Noting that this is an extraordinary time for the nation, board chair Loren Bough said that this move will allow for two primary goals to be achieved: promoting the health and safety of students and the community as well as delivery of education.
“We’ve really been preparing for this for five years,” Superintendent Dustin Shipman said. “The staff is very well versed in using an online platform as are the students, as are the parents. We’ve been moving towards a good integration of technology for some time.”
There will be a 48-hour stop to allow for complete disinfection of the building before teachers are allowed back into the facilities. Even with that, Shipman does not foresee any more than 10 people in the buildings for the next two to five days. An online platform like Google Hangouts Meet will be used for all staff to meet remotely.
Bough explained that the state mandated two week break could extend longer and create a chance that some students might attend school over the summer.
“We don’t want that.
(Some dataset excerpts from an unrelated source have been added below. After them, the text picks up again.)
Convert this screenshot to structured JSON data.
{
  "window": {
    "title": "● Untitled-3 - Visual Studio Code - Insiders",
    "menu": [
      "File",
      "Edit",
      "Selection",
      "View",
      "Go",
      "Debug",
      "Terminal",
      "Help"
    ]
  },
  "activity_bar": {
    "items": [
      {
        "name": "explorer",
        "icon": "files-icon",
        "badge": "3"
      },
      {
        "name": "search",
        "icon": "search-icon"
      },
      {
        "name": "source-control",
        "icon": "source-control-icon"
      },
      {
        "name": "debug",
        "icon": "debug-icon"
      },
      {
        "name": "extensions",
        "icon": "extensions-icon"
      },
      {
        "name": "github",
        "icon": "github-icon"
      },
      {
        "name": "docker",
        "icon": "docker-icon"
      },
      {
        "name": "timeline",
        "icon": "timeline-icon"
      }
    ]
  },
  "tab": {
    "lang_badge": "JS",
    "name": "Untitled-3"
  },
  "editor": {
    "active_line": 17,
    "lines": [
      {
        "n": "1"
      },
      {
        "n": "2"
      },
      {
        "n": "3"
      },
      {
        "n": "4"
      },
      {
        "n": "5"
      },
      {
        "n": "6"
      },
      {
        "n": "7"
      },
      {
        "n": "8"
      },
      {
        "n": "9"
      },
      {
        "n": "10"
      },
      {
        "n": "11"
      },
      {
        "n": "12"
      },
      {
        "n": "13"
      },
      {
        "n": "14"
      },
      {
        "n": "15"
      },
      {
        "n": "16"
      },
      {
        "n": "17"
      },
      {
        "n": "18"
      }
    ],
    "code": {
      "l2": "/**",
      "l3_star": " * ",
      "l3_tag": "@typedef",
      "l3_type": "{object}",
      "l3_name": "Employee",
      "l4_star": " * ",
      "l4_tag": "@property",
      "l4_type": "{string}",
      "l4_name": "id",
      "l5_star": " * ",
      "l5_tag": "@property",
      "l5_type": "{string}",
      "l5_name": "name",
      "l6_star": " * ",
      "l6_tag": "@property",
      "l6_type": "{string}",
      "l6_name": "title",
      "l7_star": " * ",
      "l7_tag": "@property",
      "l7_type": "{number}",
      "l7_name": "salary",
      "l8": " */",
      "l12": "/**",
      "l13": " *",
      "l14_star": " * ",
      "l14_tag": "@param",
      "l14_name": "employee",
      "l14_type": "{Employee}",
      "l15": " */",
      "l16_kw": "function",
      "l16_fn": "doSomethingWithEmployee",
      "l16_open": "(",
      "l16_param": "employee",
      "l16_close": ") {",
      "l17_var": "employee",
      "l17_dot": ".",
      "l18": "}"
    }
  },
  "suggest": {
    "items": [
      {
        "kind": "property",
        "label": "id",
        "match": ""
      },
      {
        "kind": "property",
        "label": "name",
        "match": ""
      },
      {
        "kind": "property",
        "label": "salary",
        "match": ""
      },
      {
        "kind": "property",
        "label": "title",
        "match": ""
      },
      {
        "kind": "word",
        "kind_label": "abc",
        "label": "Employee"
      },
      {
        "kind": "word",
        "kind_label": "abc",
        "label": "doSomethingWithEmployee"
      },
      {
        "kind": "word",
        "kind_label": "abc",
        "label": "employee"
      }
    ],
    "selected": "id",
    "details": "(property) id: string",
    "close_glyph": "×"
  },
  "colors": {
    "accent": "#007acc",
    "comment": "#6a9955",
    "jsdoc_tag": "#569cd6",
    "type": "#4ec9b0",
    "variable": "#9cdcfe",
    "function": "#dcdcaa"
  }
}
We would rather fulfill educational requirements,” he said. “[This] will be a really unique, real world test of online learning.”
The district asks for patience during the transition and Bough said that it will not be perfect, “but we feel very strongly that we can use this online platform to educate children and to keep them on track.”
“The critical element is open communication,” board trustee Whitney Littman said. “The number one focus for us is the commitment to education.”
Reopening of the school will be determined via an ongoing conversation with area officials.
The district plans to aggressively tackle food scarcity issues for students and the greater Big Sky community using private funding. The plan is to create grab and go meals that will be available Monday through Friday at distribution points in the area.